The students in her classroom are far off the usual students for Benny. They are rowdy and largely uneducated in the basic subjects of reading and math. The curriculum is not suited to their learning level and yet the board of education made up of the town upper-class elite expect her to teach these students everyone has given up on. She soon learns no teacher has lasted long in this position and the principal is of little help in giving her wise direction.

Even with all this, Benny is determined to help these students everyone else has written off despite prejudices of all kinds that she bumps into at every turn whether in school or the town even though it is 1987. Her own family history is one she has sought to set aside as a result of her broken family and a history shrouded by supposed involvement with Mussolini in Italy during WW II.

When she walks the cemetery next to her house and begins exploring beyond the hedges onto the property of the plantation her interest is piqued. The local restaurant is where she meets a lively character named Granny T who begins to reveal more about her students and introduces her to a woman named Sarge who can fix her roof when Benny cannot get a return call from the owners of the home.

Little by little she discovers more about the life in the area in the post-Civil War years full of chaos and uncertainty for the wealthy, the poor, the slaves now freed, and those who would want to keep them in tow and hide the stories of their abuse and the mixture of the plantation owners and their offspring of both white, black, and mixed racial heritage. Many of her students have these persons as their ancestors but know little of the heritage that holds them in the lowly status they live.

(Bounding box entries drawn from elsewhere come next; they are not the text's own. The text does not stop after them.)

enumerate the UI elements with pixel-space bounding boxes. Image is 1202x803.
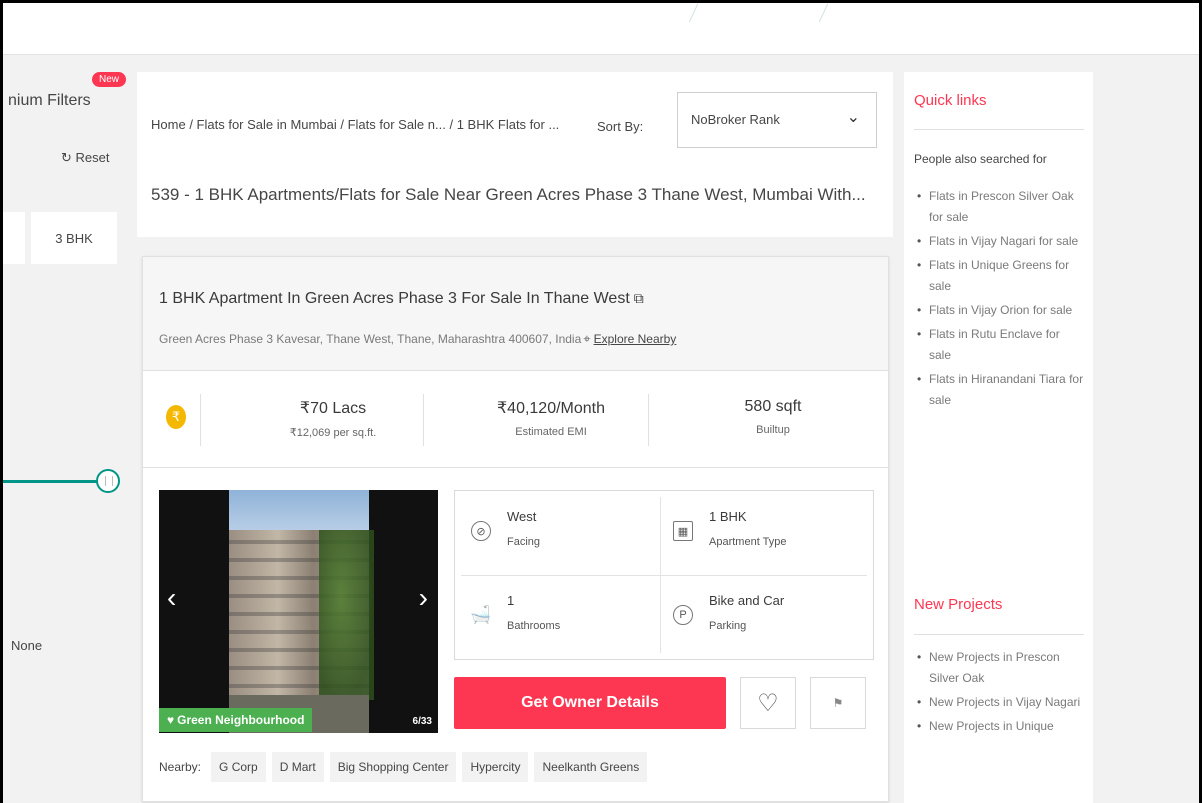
chevron-down-icon: ⌄ (846, 109, 860, 126)
green-neighbourhood-badge: ♥ Green Neighbourhood (159, 708, 313, 732)
explore-nearby-link[interactable]: Explore Nearby (594, 332, 677, 346)
price-row: ₹ ₹70 Lacs ₹12,069 per sq.ft. ₹40,120/Mo… (143, 372, 888, 468)
reset-button[interactable]: ↻ Reset (61, 150, 110, 166)
next-arrow-icon[interactable]: › (419, 582, 428, 614)
nearby-tag[interactable]: D Mart (271, 752, 324, 782)
external-link-icon[interactable]: ⧉ (634, 290, 644, 306)
range-slider-handle[interactable] (96, 469, 120, 493)
divider (200, 394, 201, 446)
reset-label: Reset (75, 150, 110, 165)
rupee-icon: ₹ (166, 405, 186, 429)
list-item[interactable]: New Projects in Vijay Nagari (914, 692, 1084, 713)
list-item[interactable]: Flats in Vijay Nagari for sale (914, 231, 1084, 252)
breadcrumb: Home / Flats for Sale in Mumbai / Flats … (151, 117, 560, 132)
emi-value: ₹40,120/Month (496, 400, 606, 417)
list-item[interactable]: Flats in Hiranandani Tiara for sale (914, 369, 1084, 411)
price-per-sqft: ₹12,069 per sq.ft. (289, 427, 377, 439)
property-address: Green Acres Phase 3 Kavesar, Thane West,… (159, 331, 676, 347)
nearby-tag[interactable]: Hypercity (462, 752, 529, 782)
heart-icon: ♡ (757, 689, 779, 717)
sort-dropdown[interactable]: NoBroker Rank ⌄ (677, 92, 877, 148)
nearby-label: Nearby: (159, 760, 202, 774)
quick-links-title: Quick links (914, 92, 987, 109)
list-item[interactable]: Flats in Prescon Silver Oak for sale (914, 186, 1084, 228)
get-owner-details-button[interactable]: Get Owner Details (454, 677, 726, 729)
sort-value: NoBroker Rank (691, 112, 780, 127)
new-projects-list: New Projects in Prescon Silver Oak New P… (914, 647, 1084, 740)
price-value: ₹70 Lacs (299, 400, 367, 417)
area-stat: 580 sqft Builtup (673, 398, 873, 436)
flag-icon: ⚑ (832, 696, 844, 710)
breadcrumb-1bhk[interactable]: 1 BHK Flats for ... (457, 117, 560, 132)
photo-count: 6/33 (412, 716, 432, 727)
bhk-chip-partial[interactable] (3, 212, 25, 264)
list-item[interactable]: New Projects in Unique (914, 716, 1084, 737)
top-bar (3, 3, 1199, 55)
nearby-tag[interactable]: Neelkanth Greens (534, 752, 648, 782)
nearby-tag[interactable]: G Corp (211, 752, 266, 782)
nearby-places: Nearby: G Corp D Mart Big Shopping Cente… (159, 752, 648, 782)
emi-stat: ₹40,120/Month Estimated EMI (451, 398, 651, 438)
list-item[interactable]: Flats in Rutu Enclave for sale (914, 324, 1084, 366)
quick-links-list: Flats in Prescon Silver Oak for sale Fla… (914, 186, 1084, 414)
decor-line (688, 3, 699, 23)
building-icon: ▦ (673, 521, 693, 541)
breadcrumb-home[interactable]: Home (151, 117, 186, 132)
property-card: 1 BHK Apartment In Green Acres Phase 3 F… (142, 256, 889, 802)
specs-grid: ⊘ West Facing ▦ 1 BHK Apartment Type 🛁 1… (454, 490, 874, 660)
parking-icon: P (673, 605, 693, 625)
breadcrumb-near[interactable]: Flats for Sale n... (348, 117, 446, 132)
list-item[interactable]: New Projects in Prescon Silver Oak (914, 647, 1084, 689)
new-badge: New (92, 72, 127, 87)
breadcrumb-mumbai[interactable]: Flats for Sale in Mumbai (197, 117, 337, 132)
leaf-icon: ♥ (167, 713, 175, 727)
property-header: 1 BHK Apartment In Green Acres Phase 3 F… (143, 257, 888, 371)
list-item[interactable]: Flats in Unique Greens for sale (914, 255, 1084, 297)
none-option[interactable]: None (11, 638, 42, 653)
filters-panel: nium Filters New ↻ Reset 3 BHK None (3, 72, 127, 803)
nearby-tag[interactable]: Big Shopping Center (329, 752, 457, 782)
prev-arrow-icon[interactable]: ‹ (167, 582, 176, 614)
also-searched-label: People also searched for (914, 152, 1047, 166)
results-header: Home / Flats for Sale in Mumbai / Flats … (137, 72, 893, 237)
emi-label: Estimated EMI (515, 426, 587, 438)
bhk-chip-3[interactable]: 3 BHK (31, 212, 117, 264)
shortlist-button[interactable]: ♡ (740, 677, 796, 729)
new-projects-title: New Projects (914, 596, 1003, 613)
map-pin-icon: ⌖ (583, 331, 591, 346)
sort-label: Sort By: (597, 119, 644, 134)
refresh-icon: ↻ (61, 150, 72, 165)
range-slider-track[interactable] (3, 480, 98, 483)
address-text: Green Acres Phase 3 Kavesar, Thane West,… (159, 332, 582, 346)
property-title-link[interactable]: 1 BHK Apartment In Green Acres Phase 3 F… (159, 290, 644, 308)
area-value: 580 sqft (744, 398, 802, 415)
divider (648, 394, 649, 446)
premium-filters-title[interactable]: nium Filters (8, 92, 91, 110)
price-stat: ₹70 Lacs ₹12,069 per sq.ft. (243, 398, 423, 439)
photo-gallery[interactable]: ‹ › ♥ Green Neighbourhood 6/33 (159, 490, 438, 733)
report-button[interactable]: ⚑ (810, 677, 866, 729)
quick-links-sidebar: Quick links People also searched for Fla… (904, 72, 1093, 803)
compass-icon: ⊘ (471, 521, 491, 541)
bathtub-icon: 🛁 (470, 605, 492, 624)
page-title: 539 - 1 BHK Apartments/Flats for Sale Ne… (151, 185, 866, 204)
list-item[interactable]: Flats in Vijay Orion for sale (914, 300, 1084, 321)
divider (423, 394, 424, 446)
decor-line (818, 3, 829, 23)
property-title: 1 BHK Apartment In Green Acres Phase 3 F… (159, 290, 630, 307)
area-label: Builtup (756, 424, 790, 436)
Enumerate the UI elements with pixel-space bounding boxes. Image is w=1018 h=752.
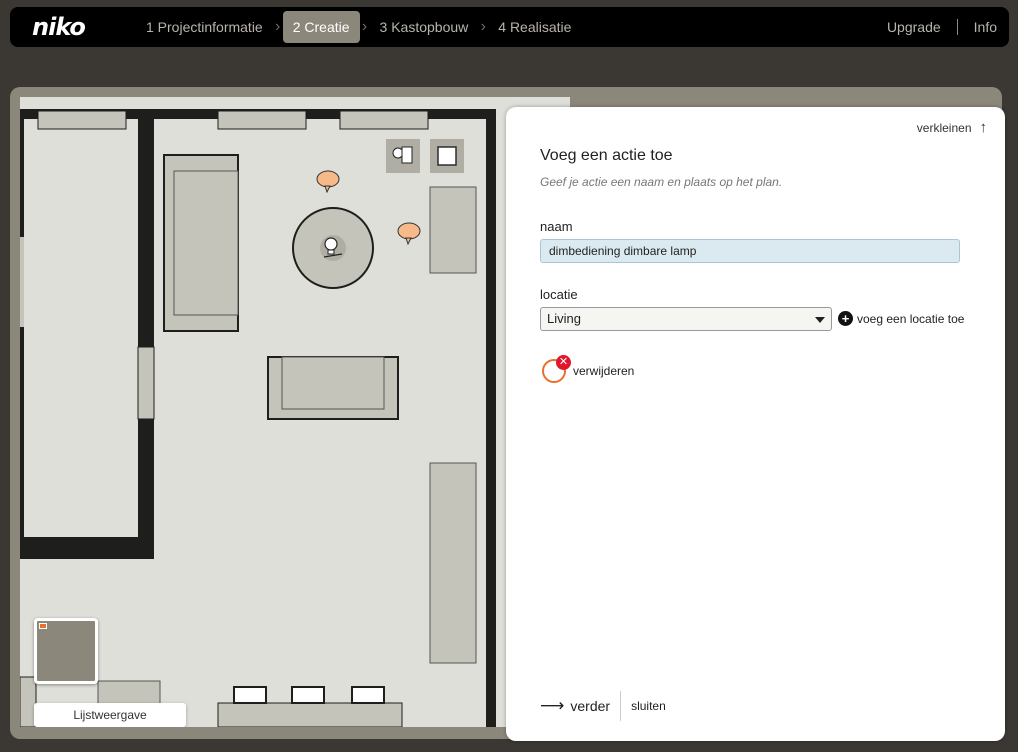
add-action-panel: verkleinen ↑ Voeg een actie toe Geef je … [506, 107, 1005, 741]
step-creatie[interactable]: 2 Creatie [282, 11, 360, 43]
door [137, 346, 155, 420]
add-location-label: voeg een locatie toe [857, 311, 965, 326]
name-label: naam [540, 219, 573, 234]
switch-icon[interactable] [430, 139, 464, 173]
cabinet [429, 462, 477, 664]
floor-plan[interactable]: Lijstweergave [20, 97, 570, 727]
chair [351, 686, 385, 704]
top-right-links: Upgrade Info [887, 19, 997, 35]
arrow-right-icon: ⟶ [540, 696, 565, 715]
upgrade-link[interactable]: Upgrade [887, 19, 941, 35]
step-realisatie[interactable]: 4 Realisatie [488, 11, 581, 43]
window [339, 110, 429, 130]
wall [20, 119, 24, 539]
location-value: Living [547, 311, 581, 326]
left-room [20, 119, 138, 549]
plus-circle-icon: + [838, 311, 853, 326]
chevron-right-icon: › [361, 18, 368, 35]
wall [20, 537, 144, 549]
name-input[interactable]: dimbediening dimbare lamp [540, 239, 960, 263]
sofa-seat [173, 170, 239, 316]
info-link[interactable]: Info [974, 19, 997, 35]
chevron-right-icon: › [480, 18, 486, 35]
armchair-seat [281, 356, 385, 410]
delete-circle: ✕ [542, 355, 571, 383]
wall [20, 549, 154, 559]
chevron-down-icon [815, 317, 825, 323]
close-button[interactable]: sluiten [631, 699, 666, 713]
chair [233, 686, 267, 704]
top-navigation-bar: niko 1 Projectinformatie › 2 Creatie › 3… [10, 7, 1009, 47]
divider [956, 19, 958, 35]
add-location-button[interactable]: + voeg een locatie toe [838, 311, 964, 326]
niko-logo[interactable]: niko [32, 14, 96, 40]
step-kastopbouw[interactable]: 3 Kastopbouw [370, 11, 479, 43]
window [217, 110, 307, 130]
dining-table [217, 702, 403, 727]
floor-plan-drawing [20, 109, 496, 727]
chair [291, 686, 325, 704]
minimap-viewport[interactable] [39, 623, 47, 629]
list-view-button[interactable]: Lijstweergave [34, 703, 186, 727]
collapse-button[interactable]: verkleinen ↑ [917, 119, 987, 136]
location-label: locatie [540, 287, 578, 302]
next-label: verder [570, 698, 611, 714]
close-icon: ✕ [556, 355, 571, 370]
panel-title: Voeg een actie toe [540, 147, 673, 164]
chevron-right-icon: › [275, 18, 281, 35]
cabinet [429, 186, 477, 274]
switch-lamp-icon[interactable] [386, 139, 420, 173]
window [37, 110, 127, 130]
collapse-label: verkleinen [916, 120, 972, 135]
step-projectinformatie[interactable]: 1 Projectinformatie [136, 11, 273, 43]
panel-footer: ⟶ verder sluiten [540, 691, 666, 721]
panel-subtitle: Geef je actie een naam en plaats op het … [540, 175, 783, 189]
arrow-up-icon: ↑ [979, 119, 988, 136]
wizard-steps: 1 Projectinformatie › 2 Creatie › 3 Kast… [136, 7, 581, 47]
delete-label: verwijderen [573, 364, 635, 378]
location-select[interactable]: Living [540, 307, 832, 331]
minimap[interactable] [34, 618, 98, 684]
next-button[interactable]: ⟶ verder [540, 696, 610, 716]
delete-button[interactable]: ✕ verwijderen [542, 355, 635, 383]
window [20, 237, 24, 327]
divider [620, 691, 622, 721]
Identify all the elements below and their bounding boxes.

Discovery of how former slaves began to search for their family members who had been sold off at various times and places gives Benny a hope of how she can captivate her students and get them involved in education through research to uncover the history of the area including those buried in hidden graves beyond the town cemetery next to where she is living. 

In the process Benny discovers the advertisements the former slaves posted in various places and ultimately compiled and published in the Southwestern Christian Advocate, a Methodist newspaper. The ads looking for lost family members published there are read in churches across the country and shared from one person to another. This discovery by Benny turns out to be the key to unlocking her students’ attention and get them involved in their stories and things they can be proud of as well as grieve. 

This part of Lisa Wingate’s story set in 1875 features one of these searchers she creates, Hannie Gossett, who was a slave on the plantation where Benny now lives. The story Hannie tells opens the readers’ eyes to the tragic heartbreak of those whose lives were shattered by slavey and separation from family members. It also looks at how these very tragedies open the door to learning, reading, research, and more in Benny’s 1987 classroom even though the elite of the town want to keep the truth buried.

This book is captivating and powerful in the parallel stories with Lisa Wingate’s skill at bringing all the intersections of the two periods together. It is well worth the read as Wingate weaves factual historical data with her fictional characters and storyline.